È l’itinerario percorso da Cristo, l’Uomo,
prototipo dell’itinerario che ogni uomo è chiamato a percorrere. Un itinerario,
come scrive Paolo, che passa per la kenosi, la morte, ma che conduce ad avere
un nome nuovo, al di sopra di ogni altro nome. Signore. Colui che patì lo
vediamo ora coronato di gloria.
La festa dell’Ascensione è la
celebrazione di Gesù costituito Signore: “Ascese al di sopra di tutti i cieli,
per riempire tutte le cose” (Ef 4,
10). Così che nasce la Chiesa: tutto viene ricapitolato in lui, che diventa
Signore.
La festa dell’Ascensione è anche la
festa nostra. Ciò che per l’uomo era inaccessibile diventa accessibile perché
nel cielo penetra il Verbo con la sua umanità. Quando egli torna al Padre non è
più come quando ne è uscito, porta in sé la nostra umanità. Con Cristo è la
nostra umanità che è salita al cielo, che è penetrata nell’intimità
inaccessibile di Dio. Il Padre “con lui ci ha anche risuscitati e ci ha fatto
sedere nei cieli” (Ef 2, 4). “Egli è
alla destra di Dio Padre… perché noi diventassimo eredi della vita eterna” (1 Pt 3, 18).

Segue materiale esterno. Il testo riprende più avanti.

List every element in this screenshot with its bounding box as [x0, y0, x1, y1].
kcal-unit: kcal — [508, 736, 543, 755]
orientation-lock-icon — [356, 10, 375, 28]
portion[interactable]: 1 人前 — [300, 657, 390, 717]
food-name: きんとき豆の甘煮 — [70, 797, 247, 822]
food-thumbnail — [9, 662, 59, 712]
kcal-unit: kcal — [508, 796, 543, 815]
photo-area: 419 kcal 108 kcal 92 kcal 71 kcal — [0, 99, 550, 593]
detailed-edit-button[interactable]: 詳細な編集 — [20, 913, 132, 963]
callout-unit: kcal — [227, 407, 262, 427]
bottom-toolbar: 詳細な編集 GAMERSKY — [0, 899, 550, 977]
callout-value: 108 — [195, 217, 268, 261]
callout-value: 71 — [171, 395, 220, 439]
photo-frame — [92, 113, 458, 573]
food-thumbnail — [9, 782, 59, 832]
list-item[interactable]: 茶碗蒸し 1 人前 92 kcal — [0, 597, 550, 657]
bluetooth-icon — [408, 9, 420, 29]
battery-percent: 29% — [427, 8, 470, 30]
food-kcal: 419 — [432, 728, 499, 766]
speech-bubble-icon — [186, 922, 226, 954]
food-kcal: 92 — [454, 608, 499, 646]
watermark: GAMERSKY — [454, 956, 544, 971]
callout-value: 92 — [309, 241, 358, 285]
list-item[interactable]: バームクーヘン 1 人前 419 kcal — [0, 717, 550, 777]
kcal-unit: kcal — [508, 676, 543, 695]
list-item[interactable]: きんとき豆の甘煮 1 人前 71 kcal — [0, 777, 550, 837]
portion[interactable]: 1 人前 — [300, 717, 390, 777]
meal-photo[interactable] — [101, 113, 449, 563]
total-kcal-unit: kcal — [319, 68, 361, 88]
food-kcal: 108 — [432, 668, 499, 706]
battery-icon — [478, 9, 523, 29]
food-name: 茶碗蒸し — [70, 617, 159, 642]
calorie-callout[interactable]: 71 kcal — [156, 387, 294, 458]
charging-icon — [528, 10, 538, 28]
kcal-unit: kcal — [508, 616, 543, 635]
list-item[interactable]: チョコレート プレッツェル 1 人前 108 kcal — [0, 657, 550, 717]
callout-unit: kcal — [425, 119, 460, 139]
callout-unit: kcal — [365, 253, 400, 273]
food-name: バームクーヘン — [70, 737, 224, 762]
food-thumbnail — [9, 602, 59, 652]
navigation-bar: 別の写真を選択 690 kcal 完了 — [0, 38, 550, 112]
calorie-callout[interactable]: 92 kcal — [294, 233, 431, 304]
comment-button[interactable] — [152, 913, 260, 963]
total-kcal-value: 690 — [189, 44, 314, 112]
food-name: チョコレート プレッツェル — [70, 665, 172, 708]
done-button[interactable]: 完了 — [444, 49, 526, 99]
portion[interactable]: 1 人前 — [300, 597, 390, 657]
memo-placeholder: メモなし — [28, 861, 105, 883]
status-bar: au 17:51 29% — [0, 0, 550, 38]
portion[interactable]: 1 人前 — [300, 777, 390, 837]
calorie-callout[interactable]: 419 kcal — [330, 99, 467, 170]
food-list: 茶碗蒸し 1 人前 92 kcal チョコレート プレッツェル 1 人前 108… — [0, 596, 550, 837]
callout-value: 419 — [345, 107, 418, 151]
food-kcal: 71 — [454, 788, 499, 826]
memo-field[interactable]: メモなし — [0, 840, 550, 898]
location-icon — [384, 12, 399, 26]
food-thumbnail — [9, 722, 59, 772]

Come venendo tra noi Cristo non ha
lasciato il Padre, così salendo non ha lasciato noi: la sua presenza rimane
costante tra noi. Di qui la speranza, come pure l’impegno: “Se siete risorti
con Cristo cercate le cose di lassù, dove si trova Cristo assiso alla destra di
Dio; pensate alle cose di lassù, non a quelle della terra” (Col 3, 1-2).
per me è una novità, non lo avevo mai sentito che Gesù ha portato la nostra umanità nell' inaccessibile intimità di Dio, è affascinante e consolante, grazie. buona Ascensione.